By Peggy Rosenthal
When the current issue of Image came in the mail, what first caught my eye in the table of contents was the name Khaled Mattawa. The name and his contributor’s bio (mentioning translations of Arabic poetry) made me think he might be Muslim. This piqued my interest, since my husband and I are writing a book drawing on contemporary Muslim and Christian artists.
From an online search I quickly found that, yes, my hunch was right: there on the website The American Muslim were several of Mattawa’s poems. This info returned me to his Image poems with the question: How does Mattawa’s faith influence these works?
My first response was: It doesn’t at all. The two Image poems—a set—seem to have nothing explicitly to do with Islam. In fact, their titles are notable for their universality: “Bedtime Reading for the Unborn Child” and “Lullaby for the Aborted Child.” Both poems imagine a young girl slipping out (of the womb?) for an airy walk through the woods and the cosmos. What fascinates me is that the sense of loss is greater, more explicit, in the first of the poems (where the word “lost” or “lose” beats like a refrain, twenty-one times).

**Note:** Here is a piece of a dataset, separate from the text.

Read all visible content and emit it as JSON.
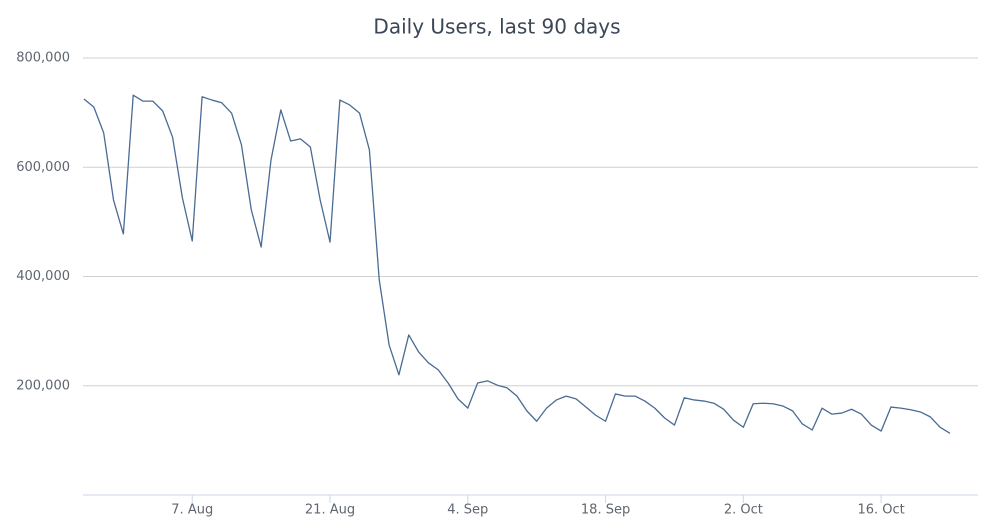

What’s mostly “lost” in the world of the “Unborn” poem is a cosmos that can give the child “meaning.” Several stanzas end with a lament over the loss of a meaning that we might expect, hope for, from some element of the cosmos: stars, crescent moons, the dawn. The poem ends with the plea to “let the day give you meaning.”
“Lullaby for the Aborted Child” actually has (surprisingly, given that an aborted child is literally lost to the world) less sense of loss. It reprieves some images from the first poem, but they are tentatively positive images, beginning with “Night girl, / your book is full.” This poem’s final line plays with the end of the other poem: “let the day / give us meaning.”
Yet despite the fact that Islam isn’t explicitly mentioned in these poems, the imagery stands out as Qur’anic. I’m talking about the emphatic way meaning is shaped in the Qur’an by God’s cosmic “nesting” of humanity at the center of creation. The following lines from the Qur’an’s Sura “The Sun” (95:1-9) are typical:
Consider the sun and its morning radiance
And the moon reflecting it
Consider the day as it reveals the world
And the night covering it
Consider the heavens and what builds it
And the earth and what outspreads it
Consider the human soul and what shapes it
Inspiring both its moral failing and its God-consciousness
They shall prosper when they purify it
They shall be frustrated when they bury it…
My sense from the first of Mattawa’s Image poems is not that he has lost faith in the Qur’an’s assertion of cosmic meaning, but that he feels confident enough in his faith to question that assertion. Mattawa envisions a world that has failed its potential children. What is “meaning”?—this is the implicit question of that first poem. He gropes towards a tentative and positive answer in the second, using the Qur’anic imagery he questioned in the first.
For all of his reliance on Qur’anic imagery, though, I’m guessing that Mattawa does not consider himself in the Sufi tradition, as many contemporary Muslim-American poets do. I hope he (or someone) will correct me if I’m wrong. But here’s my reasoning. The contemporary Sufi poetry that I know—like the famous classic Sufi poetry of Rumi and Hafez—is bubbling over with a certainty of meaning, and that meaning is God’s love.
Take one of the leading Sufi-American poets, Daniel Abdal-Hayy Moore, also featured on the website “The American Muslim.” Abdal-Hayy’s poem called “If I Count the Roses” moves into the lines:
if we could count the worlds within worlds
within worlds in a spinning chain out the other side of
dimension itself into God’s own antechamber bathed in
the light of absolute intelligence whose
color bathes everything that exists and
sits it in continual cascades of
consciousness we can’t make a
move without moving among, each bright
something existing by that light alone…
Not that all of Abdal-Hayy’s poetry throws itself joyously into “God’s own antechamber.” On this website are some extremely sober poems, poems set in the midst of unnamed wars, where bombs burst everything to bits. Yet Abdal-Hayy sees even the cruelest sights in the light of a transfiguring divine love.
And Khaled Mattawa? He clearly lacks Abdal-Hayy’s ebullient spirit. Yet his tentativeness, for me, doesn’t diminish him as a poet, or as a Muslim believer. Though in the Image poems Mattawa doesn’t mention God’s name, I sense God hovering above the search for “meaning” that these poems dramatize so movingly. Evidently God allows his Muslim poets to take a variety of approaches, the same freedom he grants to his Christian ones.